Aku mengalihkan pandanganku, dari menatap muka Shelia yang tepat berada di depanku, menjadi ke ‘dia’. Yah, dia memang sudah melihatku, dia berjalan melewatiku, melirikku, dan tatapannya tetap sinis. Apa yang harus kulakukan? Berbicara padanya? Menyapa saja aku sedikit ragu jika ia akan membalasnya.
Eits, ada seorang cewek mengejarnya, cewek itu sangat sempurna, tingginya, kulitnya, bahkan wajahnya nan ayu itu membuatku tertarik kepadanya. Sempurna. ‘Dia’ menunggu cewek tersebut menghampirinya, ia berhenti, dan ketika cewek itu berada di sampingnya, ia menyunggingkan senyuman kepadanya.
Sepertinya mereka pacaran.
“Taraaa, lo dengerin gue nggak sih?” kesal Sheila, menyadari aku tidak mendengarnya. Tetapi, meskipun aku mendengar omelan itu, aku tetap menatap mereka berdua. Seperti orang pacaran.
Akhirnya Sheila pun menatap kedua itu, memperhatikan kemana arahku, memperhatikan pandanganku, yang sepertinya sangat sinis, untung saja mereka tidak menyadari aku memandang mereka dengan cara yang seperti itu.
“Taraaaaaa!”
Suara cempreng itu terdengar sangat jelas di telingaku, aku mengernyit kesal. Suara itu terdengar dari kejauhan saja sudah sangat nyaring di telinga, apalagi orang yang berteriak sekarang berada tepat di depanku. Dengan manyun dan kesal, ia tetap memandangku dan mengomel.
“sori-sori, hehe biasa gue ngelamun lagi hehe, tadi lo cerita apa?”tanyaku.
“dari kemaren lo mesti liat tuh cowok, lo naksir dia yaa?mau gue kenalin? Dia anak OSIS kok, haha,”
“bukan, gue kenal kok sama tuh cowok,”
“kenal dan lo suka sama dia?” tanya Sheila, ia sangat berusaha menjebakku.
“bukan, gue dulu pacaran sama kakaknya, sekarang dia benci sama gue, karena gue nyakitin kakaknya,” jelasku. Yah, meskipun sangat terlihat aku berusaha menutupi kesedihanku untuk bercerita, tapi Sheila tetap ingin mendengarkan semua ceritaku, tanpa peduli jika ia takut aku menangis.
“jadi lo pernah pacaran?” tanya Sheila.
HAH? Maksutnya pertanyaan Sheila apa coba?
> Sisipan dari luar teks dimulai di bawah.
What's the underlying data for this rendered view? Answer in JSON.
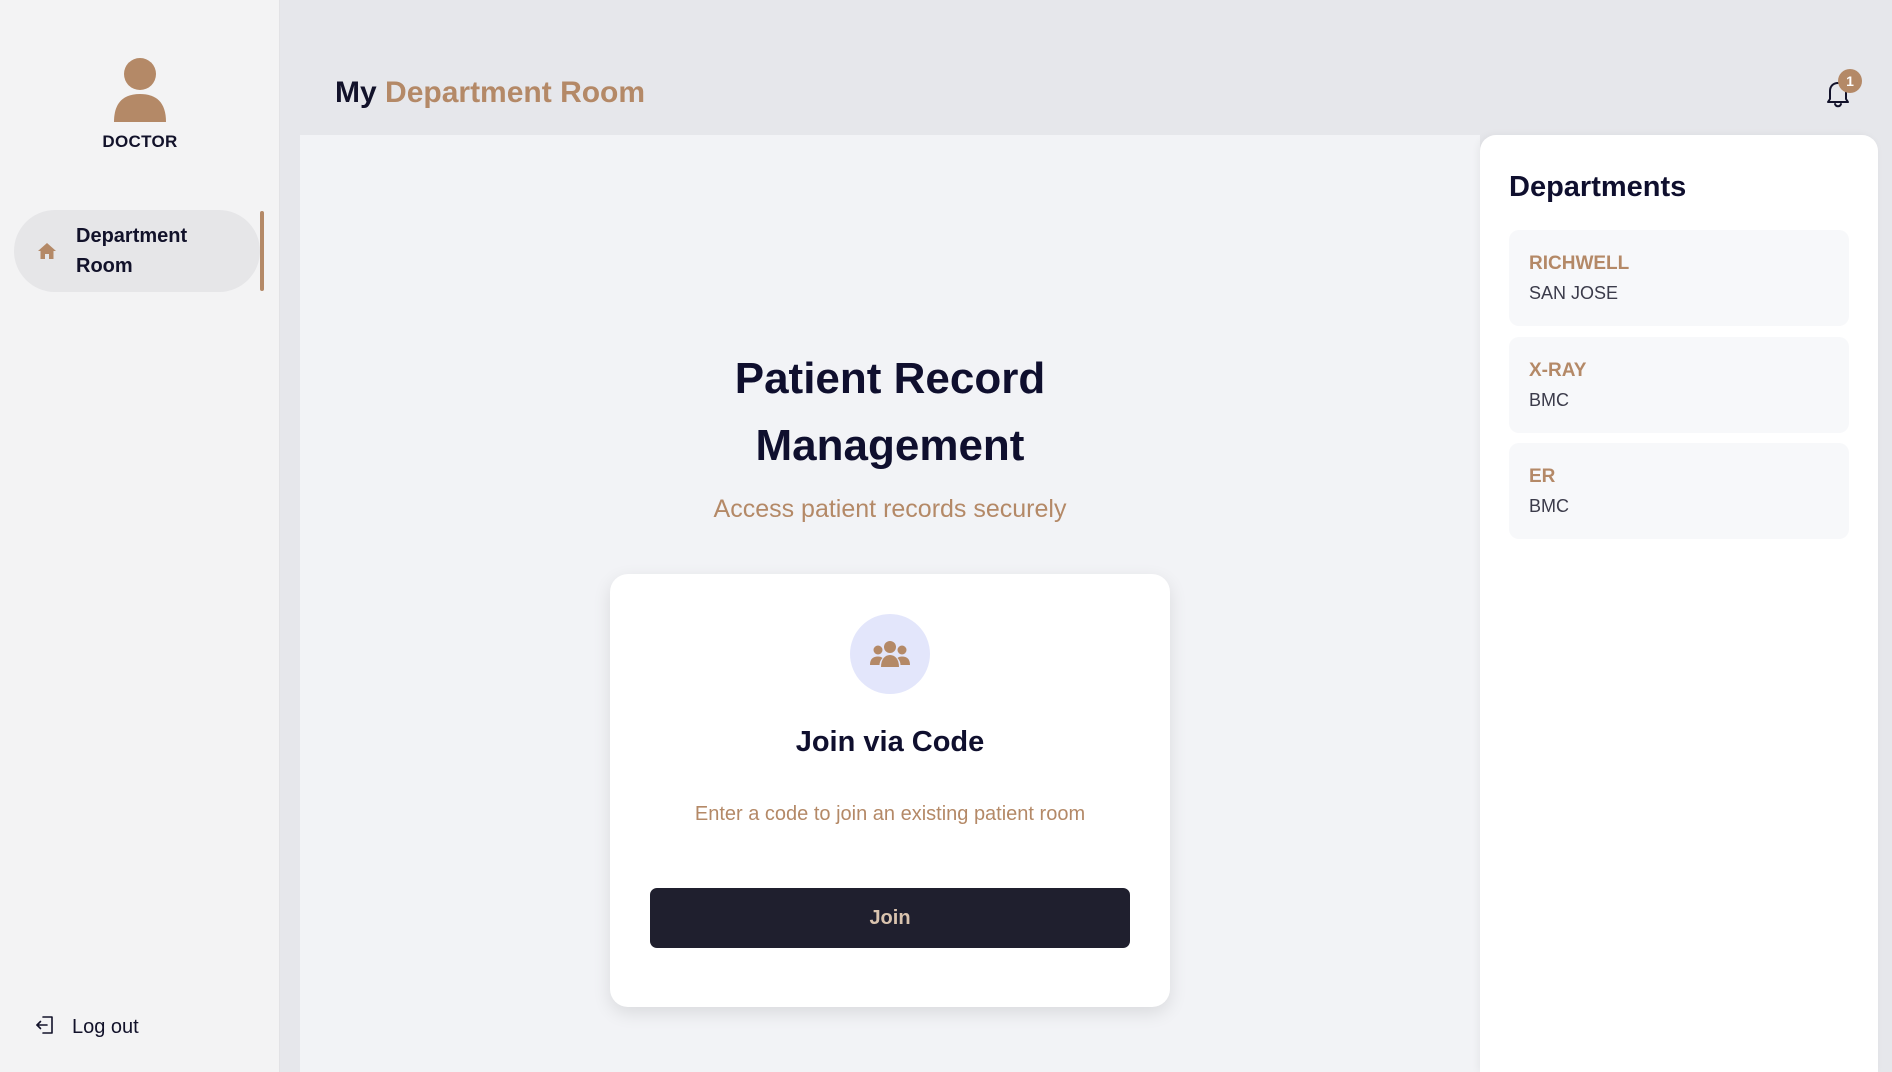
{
  "sidebar": {
    "role": "DOCTOR",
    "nav_items": [
      {
        "label": "Department Room",
        "icon": "home-icon"
      }
    ],
    "logout_label": "Log out"
  },
  "header": {
    "title_prefix": "My",
    "title_accent": "Department Room",
    "notification_count": "1"
  },
  "hero": {
    "title": "Patient Record Management",
    "subtitle": "Access patient records securely"
  },
  "join_card": {
    "icon": "users-group-icon",
    "title": "Join via Code",
    "description": "Enter a code to join an existing patient room",
    "button_label": "Join"
  },
  "departments": {
    "title": "Departments",
    "items": [
      {
        "name": "RICHWELL",
        "location": "SAN JOSE"
      },
      {
        "name": "X-RAY",
        "location": "BMC"
      },
      {
        "name": "ER",
        "location": "BMC"
      }
    ]
  },
  "colors": {
    "accent": "#b48967",
    "dark": "#0f0f2e",
    "button_bg": "#1f1f2e",
    "icon_circle_bg": "#e3e6fb"
  }
}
Menghinaku?
“sori sori, abisnya sejak lo masuk awal kesini, lo keliatan cuek banget, kayak cowok, makanya gue nggak nyangka lo pernah pacaran? Trus kenapa putus? Ngga balikan lagi?”
Segudang pertanyaan yang dilontarkan Sheila tak mampu kujawab, aku hanya menatapnya dan dia masih menatapku dengan harapan aku dapat menjawab pertanyaan. Aku tidak akan bisa, Sheil. Aku bangkit dari kursi kantin, berniat untuk jalan memesan minuman, tapi..
BRUAK!
“sori sori gue nggak sengaja,” ucap gadis itu. Gadis yang tadi menghampiri laki yang selalu membuatku tidak enak. Lelaki itu melihatku, saat gadis itu tidak sengaja menumpahkan minumannya kepadaku. Lelaki itu menatapku dengan membelalakkan matanya, apakah selama ini dia tidak tahu aku ada? Lelaki itu berdiri, berjalan menghampiriku dan gadis yang tadi ku duga sebagai kekasihnya. Ia masih menatapku, dan aku sangat ketakutan.
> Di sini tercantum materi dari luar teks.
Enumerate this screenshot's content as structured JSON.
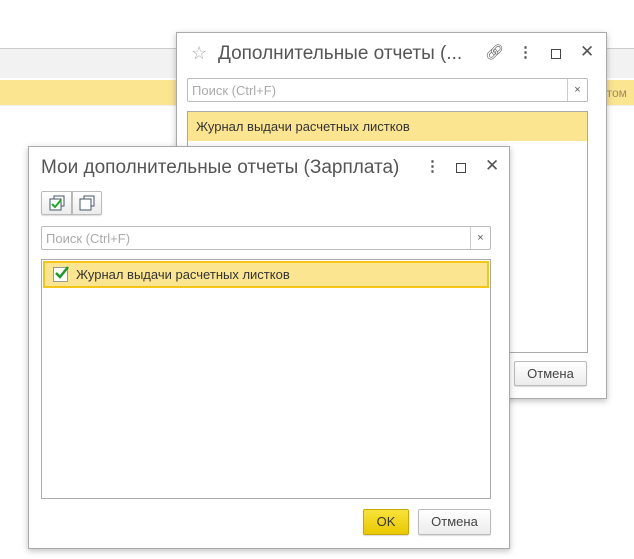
{
  "background": {
    "truncated_text": "нтом"
  },
  "back_dialog": {
    "title": "Дополнительные отчеты (...",
    "search_placeholder": "Поиск (Ctrl+F)",
    "clear": "×",
    "items": [
      "Журнал выдачи расчетных листков"
    ],
    "cancel_label": "Отмена"
  },
  "front_dialog": {
    "title": "Мои дополнительные отчеты (Зарплата)",
    "search_placeholder": "Поиск (Ctrl+F)",
    "clear": "×",
    "items": [
      {
        "label": "Журнал выдачи расчетных листков",
        "checked": true
      }
    ],
    "ok_label": "OK",
    "cancel_label": "Отмена"
  },
  "colors": {
    "selection": "#fbe590",
    "ok_button": "#f0d400"
  }
}
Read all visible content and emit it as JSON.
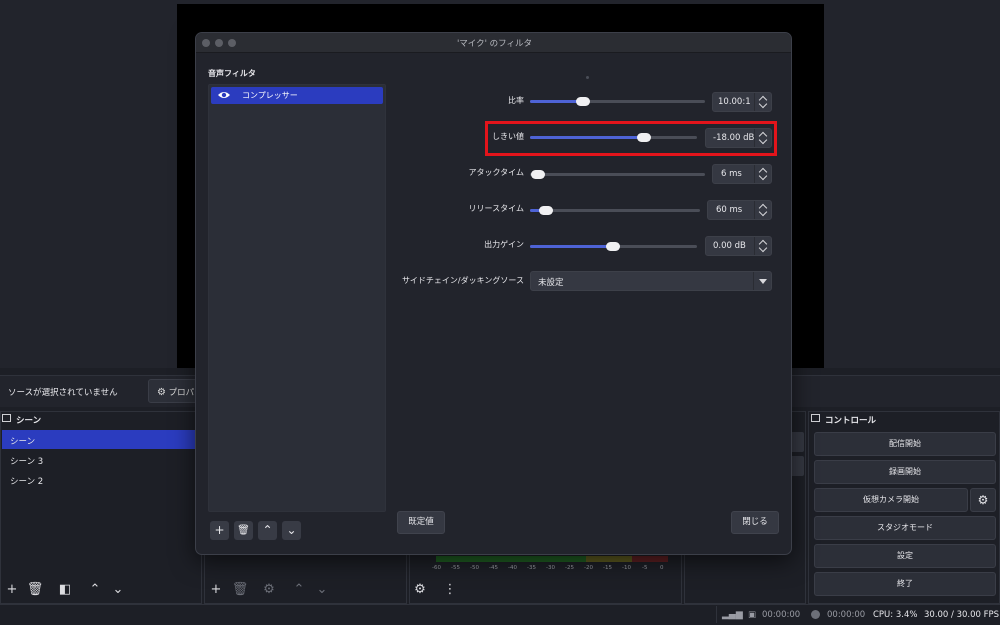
{
  "dialog": {
    "title": "'マイク' のフィルタ",
    "filters_label": "音声フィルタ",
    "filters": [
      {
        "label": "コンプレッサー",
        "icon": "eye-icon"
      }
    ],
    "default_button": "既定値",
    "close_button": "閉じる",
    "properties": {
      "ratio": {
        "label": "比率",
        "value": "10.00:1",
        "fill": 0.32
      },
      "threshold": {
        "label": "しきい値",
        "value": "-18.00 dB",
        "fill": 0.7
      },
      "attack": {
        "label": "アタックタイム",
        "value": "6 ms",
        "fill": 0.03
      },
      "release": {
        "label": "リリースタイム",
        "value": "60 ms",
        "fill": 0.1
      },
      "output_gain": {
        "label": "出力ゲイン",
        "value": "0.00 dB",
        "fill": 0.5
      },
      "sidechain": {
        "label": "サイドチェイン/ダッキングソース",
        "value": "未設定"
      }
    }
  },
  "source_bar": {
    "no_source": "ソースが選択されていません",
    "properties_button": "プロパ"
  },
  "scenes": {
    "title": "シーン",
    "items": [
      {
        "label": "シーン",
        "active": true
      },
      {
        "label": "シーン 3",
        "active": false
      },
      {
        "label": "シーン 2",
        "active": false
      }
    ]
  },
  "mixer": {
    "ticks": [
      "-60",
      "-55",
      "-50",
      "-45",
      "-40",
      "-35",
      "-30",
      "-25",
      "-20",
      "-15",
      "-10",
      "-5",
      "0"
    ]
  },
  "controls": {
    "title": "コントロール",
    "buttons": [
      "配信開始",
      "録画開始",
      "仮想カメラ開始",
      "スタジオモード",
      "設定",
      "終了"
    ]
  },
  "status": {
    "stream_time": "00:00:00",
    "record_time": "00:00:00",
    "cpu": "CPU: 3.4%",
    "fps": "30.00 / 30.00 FPS"
  },
  "colors": {
    "accent": "#2b3cbf",
    "highlight": "#e3141b",
    "slider_fill": "#4e63d6"
  }
}
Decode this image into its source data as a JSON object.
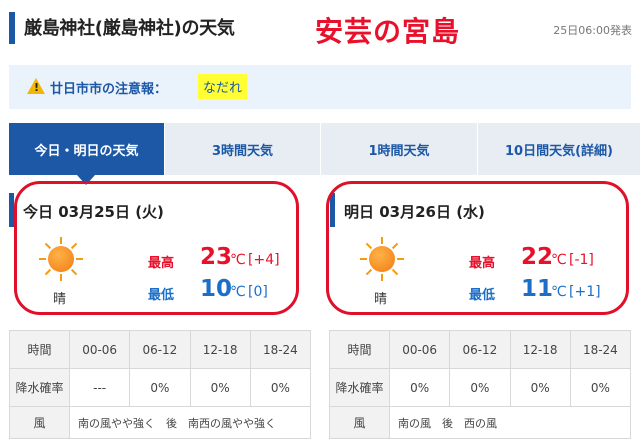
{
  "header": {
    "title": "厳島神社(厳島神社)の天気",
    "overlay_caption": "安芸の宮島",
    "published": "25日06:00発表"
  },
  "warning": {
    "label": "廿日市市の注意報：",
    "value": "なだれ",
    "icon": "warning-icon"
  },
  "tabs": [
    {
      "label": "今日・明日の天気",
      "active": true
    },
    {
      "label": "3時間天気",
      "active": false
    },
    {
      "label": "1時間天気",
      "active": false
    },
    {
      "label": "10日間天気(詳細)",
      "active": false
    }
  ],
  "today": {
    "heading": "今日 03月25日 (火)",
    "weather": "晴",
    "icon": "sun-icon",
    "high_label": "最高",
    "high": "23",
    "high_diff": "[+4]",
    "low_label": "最低",
    "low": "10",
    "low_diff": "[0]",
    "unit": "℃",
    "table": {
      "header": [
        "時間",
        "00-06",
        "06-12",
        "12-18",
        "18-24"
      ],
      "rain_label": "降水確率",
      "rain": [
        "---",
        "0%",
        "0%",
        "0%"
      ],
      "wind_label": "風",
      "wind": "南の風やや強く　後　南西の風やや強く"
    }
  },
  "tomorrow": {
    "heading": "明日 03月26日 (水)",
    "weather": "晴",
    "icon": "sun-icon",
    "high_label": "最高",
    "high": "22",
    "high_diff": "[-1]",
    "low_label": "最低",
    "low": "11",
    "low_diff": "[+1]",
    "unit": "℃",
    "table": {
      "header": [
        "時間",
        "00-06",
        "06-12",
        "12-18",
        "18-24"
      ],
      "rain_label": "降水確率",
      "rain": [
        "0%",
        "0%",
        "0%",
        "0%"
      ],
      "wind_label": "風",
      "wind": "南の風　後　西の風"
    }
  },
  "colors": {
    "brand_blue": "#1c58a6",
    "high_red": "#e8102a",
    "low_blue": "#1c6fc8",
    "warning_highlight": "#ffff33"
  }
}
.....................................................................................
“sejak kapan lo pindah?” tanya lelaki itu kepadaku. Kami sedang duduk bersampingan di samping lapangan basket sekolah. Hari sudah sore menjelang maghrib. Dia menyuruhku untuk menemuinya usai pulang sekolah, tepatnya usai dia latihan basket.
“gue pengen cari hidup baru,”
“berarti lo lupain kakak gue,” tambahnnya.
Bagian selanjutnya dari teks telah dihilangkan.